9. Always Be Nice to Swedish Scientists
Several laureates had their prize severely delayed by picking a fight with the wrong person, someone who was either already a Nobel Committee member or became one subsequent to the fight. Some individuals may even have lost out altogether, although one would need to search the archives (only available 50 years after the award) to find them. This is usually an easy rule to follow as in my experience the Swedes are very nice people, good scientists, easy to collaborate with, and extremely amiable drinking partners.
[size=0.8125]It is never too early to get started on this. Then, should your name magically appear on the candidates’ list and you have to wait for it to reach the top, you may still be around to cash in. Peyton Rous had to wait from 1911 until 1966 for the Medicine Prize, just four years before his death.

10. Study Biology
There are many reasons for this. First, biology is fascinating, never boring, and directly affects our everyday lives, yet we still know relatively little about it. Thus, the odds of making a big discovery are greatly increased compared to other disciplines.
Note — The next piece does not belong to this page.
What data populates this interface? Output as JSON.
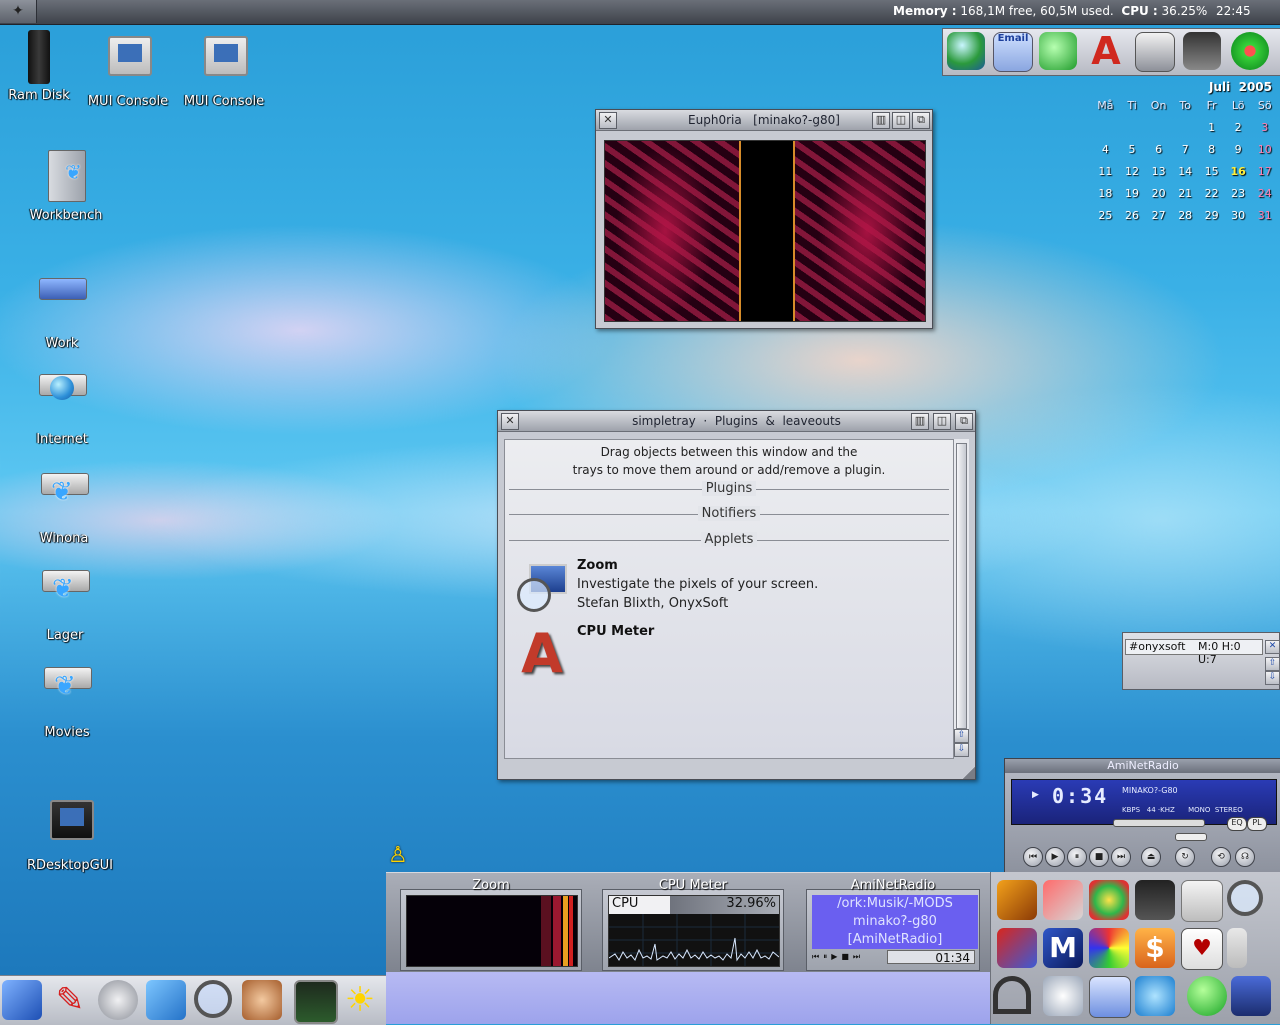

Second, biology is all around us, is vastly complicated, and encompasses disciplines such as medicine, agriculture, conservation, and computer science, as well as many others, thus lending itself to the kind of interdisciplinary approaches that make science such fun and can easily lead into new territory. Third, unlike physics and chemistry, biology is ever changing, thanks to evolution. What seems to be the rule today may have changed by the time you are doing your experiments. Finally, there are two Prize categories in which biological discoveries are currently being awarded. One is Physiology or Medicine, and the other is Chemistry, in which about half the Prizes go to biologists. Already you have increased your odds by 50%.

Conclusions
In summary, Rule 1 is the best advice I can offer. There is no substitute for pursuing the very best science that you can. Even Marie Curie, John Bardeen, and Fred Sanger needed this to win their second Prize. In contrast, Linus Pauling, one of the cleverest chemists of his generation, only received his second Prize (in Peace) by working in a totally different field. Nevertheless, the odds of winning a second Prize, if you already have one, do seem rather better than average!